Speaking after the release of the figures by Statistics South Africa, Seifsa chief economist Henk Langenhoven said the fourth-quarter numbers were 2.1% lower than in the same period in 2013 and 3.3 lower than in November 2012.

The latter seemed to have been the beginning of a decline, he noted, adding that the average capacity utilisation for the sector had been almost constant, at 78.8%, for the last three years, against a benchmark of 85%.

Capacity utilisation was 81% in November.

Langenhoven said underutilisation of capacity could be ascribed to labour and other production disruptions that took place last year.

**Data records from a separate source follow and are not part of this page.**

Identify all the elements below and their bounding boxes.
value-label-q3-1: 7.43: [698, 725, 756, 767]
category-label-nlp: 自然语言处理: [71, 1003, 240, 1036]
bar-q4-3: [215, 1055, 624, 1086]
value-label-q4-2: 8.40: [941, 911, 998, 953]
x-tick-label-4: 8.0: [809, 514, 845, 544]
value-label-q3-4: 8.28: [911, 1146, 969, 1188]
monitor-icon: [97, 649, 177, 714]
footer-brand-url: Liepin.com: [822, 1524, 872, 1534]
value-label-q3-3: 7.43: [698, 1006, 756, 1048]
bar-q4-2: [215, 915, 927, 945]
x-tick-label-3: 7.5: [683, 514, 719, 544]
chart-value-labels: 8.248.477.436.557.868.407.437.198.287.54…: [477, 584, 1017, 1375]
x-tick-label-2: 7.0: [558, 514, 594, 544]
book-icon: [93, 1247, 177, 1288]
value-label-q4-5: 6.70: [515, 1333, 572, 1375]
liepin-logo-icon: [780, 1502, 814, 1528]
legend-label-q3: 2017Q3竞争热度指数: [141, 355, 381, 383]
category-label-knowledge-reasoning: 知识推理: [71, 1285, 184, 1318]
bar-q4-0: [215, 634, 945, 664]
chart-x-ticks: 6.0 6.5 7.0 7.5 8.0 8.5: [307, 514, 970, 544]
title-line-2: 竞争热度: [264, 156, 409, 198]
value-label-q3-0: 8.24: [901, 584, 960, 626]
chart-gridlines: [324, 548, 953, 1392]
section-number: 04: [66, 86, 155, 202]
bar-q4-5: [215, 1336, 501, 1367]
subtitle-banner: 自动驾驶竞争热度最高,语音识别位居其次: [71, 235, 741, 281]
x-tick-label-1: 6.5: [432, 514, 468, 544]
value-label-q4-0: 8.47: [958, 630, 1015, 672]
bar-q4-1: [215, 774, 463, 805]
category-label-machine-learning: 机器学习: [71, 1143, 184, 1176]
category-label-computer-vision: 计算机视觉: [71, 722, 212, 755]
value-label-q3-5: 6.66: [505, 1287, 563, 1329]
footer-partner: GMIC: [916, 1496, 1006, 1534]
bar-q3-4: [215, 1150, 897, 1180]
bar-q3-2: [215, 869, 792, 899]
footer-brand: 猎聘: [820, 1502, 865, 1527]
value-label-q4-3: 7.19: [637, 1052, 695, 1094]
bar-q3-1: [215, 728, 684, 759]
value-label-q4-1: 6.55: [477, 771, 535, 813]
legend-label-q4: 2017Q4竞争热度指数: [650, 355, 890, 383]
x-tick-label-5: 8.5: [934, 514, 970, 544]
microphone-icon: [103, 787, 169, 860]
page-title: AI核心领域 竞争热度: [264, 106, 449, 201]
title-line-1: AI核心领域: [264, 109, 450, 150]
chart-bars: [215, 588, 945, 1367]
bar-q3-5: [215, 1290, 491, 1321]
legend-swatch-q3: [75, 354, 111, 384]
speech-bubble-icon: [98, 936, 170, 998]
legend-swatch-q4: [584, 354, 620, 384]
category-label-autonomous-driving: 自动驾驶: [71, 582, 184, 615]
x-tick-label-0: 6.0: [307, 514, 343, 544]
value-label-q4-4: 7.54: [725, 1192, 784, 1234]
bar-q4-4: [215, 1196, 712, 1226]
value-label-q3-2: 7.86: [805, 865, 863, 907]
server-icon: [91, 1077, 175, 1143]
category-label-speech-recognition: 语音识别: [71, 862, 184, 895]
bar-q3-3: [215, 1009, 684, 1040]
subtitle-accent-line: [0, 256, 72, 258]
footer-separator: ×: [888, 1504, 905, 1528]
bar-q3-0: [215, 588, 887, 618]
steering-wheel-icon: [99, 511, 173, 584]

“Just as it was hoped that these disruptions would have subsided, the electricity constraints started to bite and will have an impact in the foreseeable future.

“Capacity utilisation as an indicator is now an important variable used in studies of countries’ growth potential. Taking this important variable into account, the latest South African Reserve Bank and International Monetary Fund studies show that South Africa’s growth potential has declined from 3.5% to 2.5%,” he commented, adding that the metals and engineering sector represented 34% of manufacturing in the country.

Langenhoven outlined that gross operating surplus numbers for the sector had been negative since 2012 and, with underutilisation of current production capacity within an environment of upward cost pressures, profit margins could be under increased threat.

“If the general outlook for domestic and international growth is not rosy, then it is almost logical that little or no investment will take place,” he said, adding that these were very worrying trends for the sector and the country.